Not all illegal aliens are entering the U.S. along the southern or northern border, according to the Center for Immigration Studies.  

Over the past year, “more than 200,000 people from four countries” used a direct-flight parole program to enter the United States illegally, says Todd Bensman, senior national security fellow at the Washington-based think tank devoted to researching immigration issues.  

Those 221,456 illegal aliens are from Haiti, Venezuela, Cuba, and Nicaragua, Bensman writes in a report published Thursday.

Through a Freedom of Information Act request, or FOIA, Bensman says, he learned of the federal government’s “CBP One” mobile application parole program, which “permits inadmissible aliens to make an appointment to fly directly to airports in the interior of the United States, bypassing the border altogether.”  

The Biden administration introduced the CBP One mobile app to illegal aliens as a way to schedule an appointment at a port of entry and be paroled into the interior of the United States. (The acronym CBP refers to U.S. Customs and Border Protection, an agency within the Department of Homeland Security.)

President Joe Biden said the program was part of an effort to form “lawful pathways” for illegal aliens to enter the country and seek asylum.
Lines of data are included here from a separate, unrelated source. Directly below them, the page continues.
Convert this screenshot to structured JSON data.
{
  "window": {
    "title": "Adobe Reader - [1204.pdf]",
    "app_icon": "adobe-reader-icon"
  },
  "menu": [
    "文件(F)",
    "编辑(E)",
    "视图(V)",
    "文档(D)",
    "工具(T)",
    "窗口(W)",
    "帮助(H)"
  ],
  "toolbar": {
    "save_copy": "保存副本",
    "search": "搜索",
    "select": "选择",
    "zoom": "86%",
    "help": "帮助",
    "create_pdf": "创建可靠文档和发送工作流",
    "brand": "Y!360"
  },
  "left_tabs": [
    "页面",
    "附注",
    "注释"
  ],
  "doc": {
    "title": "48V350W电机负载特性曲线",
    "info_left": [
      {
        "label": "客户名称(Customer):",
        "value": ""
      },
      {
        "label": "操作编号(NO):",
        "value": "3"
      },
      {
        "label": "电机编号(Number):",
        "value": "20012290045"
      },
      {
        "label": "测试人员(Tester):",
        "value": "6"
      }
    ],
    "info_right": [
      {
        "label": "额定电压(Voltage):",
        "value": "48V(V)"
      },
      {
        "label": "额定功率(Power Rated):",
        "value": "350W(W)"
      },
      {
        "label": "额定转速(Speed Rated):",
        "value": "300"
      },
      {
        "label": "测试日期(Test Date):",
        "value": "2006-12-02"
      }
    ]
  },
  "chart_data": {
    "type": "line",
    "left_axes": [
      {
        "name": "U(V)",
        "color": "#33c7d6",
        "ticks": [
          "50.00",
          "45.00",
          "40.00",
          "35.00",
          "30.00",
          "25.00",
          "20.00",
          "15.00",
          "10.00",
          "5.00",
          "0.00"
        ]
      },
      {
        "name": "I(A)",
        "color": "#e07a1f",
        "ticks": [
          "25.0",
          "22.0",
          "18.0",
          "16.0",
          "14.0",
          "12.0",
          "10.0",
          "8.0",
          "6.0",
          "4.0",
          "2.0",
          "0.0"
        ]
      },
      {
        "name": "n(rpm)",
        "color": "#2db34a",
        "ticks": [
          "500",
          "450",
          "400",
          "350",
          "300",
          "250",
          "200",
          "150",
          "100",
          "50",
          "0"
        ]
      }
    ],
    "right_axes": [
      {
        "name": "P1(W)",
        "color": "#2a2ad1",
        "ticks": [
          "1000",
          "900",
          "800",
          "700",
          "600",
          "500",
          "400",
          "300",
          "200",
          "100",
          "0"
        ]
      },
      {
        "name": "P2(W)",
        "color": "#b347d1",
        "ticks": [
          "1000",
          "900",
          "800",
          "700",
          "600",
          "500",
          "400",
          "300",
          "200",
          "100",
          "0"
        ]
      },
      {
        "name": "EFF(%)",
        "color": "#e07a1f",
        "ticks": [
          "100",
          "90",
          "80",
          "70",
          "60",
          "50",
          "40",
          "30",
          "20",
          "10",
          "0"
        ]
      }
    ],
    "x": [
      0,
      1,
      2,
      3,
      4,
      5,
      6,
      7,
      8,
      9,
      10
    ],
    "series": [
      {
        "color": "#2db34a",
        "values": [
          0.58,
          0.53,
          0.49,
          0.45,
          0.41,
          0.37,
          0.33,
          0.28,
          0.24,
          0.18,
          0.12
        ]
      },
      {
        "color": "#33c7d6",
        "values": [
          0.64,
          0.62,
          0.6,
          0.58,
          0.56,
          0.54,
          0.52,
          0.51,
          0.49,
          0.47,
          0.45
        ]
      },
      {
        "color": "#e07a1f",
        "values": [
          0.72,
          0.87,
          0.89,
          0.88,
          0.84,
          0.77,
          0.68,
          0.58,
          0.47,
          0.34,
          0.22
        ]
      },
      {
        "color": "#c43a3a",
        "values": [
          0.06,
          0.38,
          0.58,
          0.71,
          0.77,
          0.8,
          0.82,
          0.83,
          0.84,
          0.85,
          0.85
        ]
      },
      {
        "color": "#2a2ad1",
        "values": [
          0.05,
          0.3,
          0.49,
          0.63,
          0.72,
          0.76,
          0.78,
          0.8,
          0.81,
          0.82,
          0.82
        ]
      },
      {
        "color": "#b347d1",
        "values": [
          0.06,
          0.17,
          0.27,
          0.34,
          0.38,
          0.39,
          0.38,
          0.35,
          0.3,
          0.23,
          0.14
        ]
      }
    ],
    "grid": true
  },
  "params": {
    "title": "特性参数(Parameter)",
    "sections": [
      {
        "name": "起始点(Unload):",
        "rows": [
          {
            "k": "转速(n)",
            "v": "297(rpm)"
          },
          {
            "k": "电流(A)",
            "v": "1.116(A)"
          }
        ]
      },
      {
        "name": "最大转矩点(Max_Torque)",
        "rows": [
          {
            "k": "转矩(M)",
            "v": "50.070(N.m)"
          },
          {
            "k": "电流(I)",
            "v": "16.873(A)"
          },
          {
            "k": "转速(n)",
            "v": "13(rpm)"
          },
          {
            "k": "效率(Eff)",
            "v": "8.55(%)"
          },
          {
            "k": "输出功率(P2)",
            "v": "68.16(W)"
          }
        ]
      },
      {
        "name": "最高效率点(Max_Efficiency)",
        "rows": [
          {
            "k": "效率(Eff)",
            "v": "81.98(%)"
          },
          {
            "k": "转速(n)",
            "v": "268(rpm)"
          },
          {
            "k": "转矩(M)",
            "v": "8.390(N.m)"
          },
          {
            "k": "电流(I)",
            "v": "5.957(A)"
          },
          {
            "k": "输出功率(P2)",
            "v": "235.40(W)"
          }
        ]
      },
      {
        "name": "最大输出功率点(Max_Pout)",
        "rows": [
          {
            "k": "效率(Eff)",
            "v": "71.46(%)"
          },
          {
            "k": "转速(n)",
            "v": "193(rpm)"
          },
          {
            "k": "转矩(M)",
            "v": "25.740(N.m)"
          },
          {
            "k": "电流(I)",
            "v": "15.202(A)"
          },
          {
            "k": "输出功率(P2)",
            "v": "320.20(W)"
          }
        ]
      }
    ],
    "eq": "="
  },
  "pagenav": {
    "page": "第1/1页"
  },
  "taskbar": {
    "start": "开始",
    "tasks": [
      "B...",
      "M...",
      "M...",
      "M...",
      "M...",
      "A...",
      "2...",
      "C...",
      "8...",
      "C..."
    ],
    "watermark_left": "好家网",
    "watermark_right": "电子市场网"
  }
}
Illegal border crossings between ports of entry at the southern border appeared to decline in June as more illegal aliens presented themselves at a port of entry.  

But, according to Bensman’s findings, migrants also are presenting themselves at ports within the interior of the country.

One of the “least noticed, mysterious, and potentially the most controversial of the new rechanneling programs that use the CBP One app allows migrants to take commercial passenger flights from foreign countries straight to their American cities of choice, flying right over the border—and even over Mexico,” Bensman writes in the Center for Immigration Studies report titled “New Records: Biden DHS Has Approved Hundreds of Thousands of Migrants for Secretive Foreign Flights Directly Into U.S. Airports.”  

Through the CBP One app, “Cubans, Venezuelans, Nicaraguans, Haitians, and Colombians … [can] request ‘advance travel authorizations,’” Bensman writes, and then fly “directly into U.S. airports, where U.S. Customs officers parole them into the nation, sight unseen, and in numbers publicly unknown.” 

The documents obtained by the Center for Immigration Studies, he adds, show that “between late October 2022 and mid-September 2023, the administration approved a total of 221,456 Venezuelans, Haitians, Cubans, and Nicaraguans for ‘travel mode: air’ into still-unspecified interior U.S. ports.”  

The illegal aliens are required to pay for their own flight into the U.S.  

Details of the Biden administration’s flight program for illegal aliens come as U.S. Customs and Border Protection encounters with illegal immigrants along the U.S. border with Mexico are nearing record highs and the administration is granting migrants from Venezuela “temporary protected status.”

The change protects hundreds of thousands of Venezuelans from deportation if they were in America unlawfully before July 31, and makes it easier for those illegal immigrants to gain U.S. work permits.  

“Temporary protected status provides individuals already present in the United States with protection from removal when the conditions in their home country prevent their safe return,” Homeland Security Secretary Alejandro Mayorkas said Wednesday in a written statement.  

The Biden administration is “granting them the protection that the law provides,” Mayorkas said. “However, it is critical that Venezuelans understand that those who have arrived here after July 31, 2023, are not eligible for such protection, and instead will be removed when they are found to not have a legal basis to stay.” 

U.S. Customs and Border Protection has reported encountering more than 460,000 illegal aliens from Venezuela on America’s borders since Biden’s presidency began on Jan. 20, 2021.  

Ken McIntyre contributed to this report.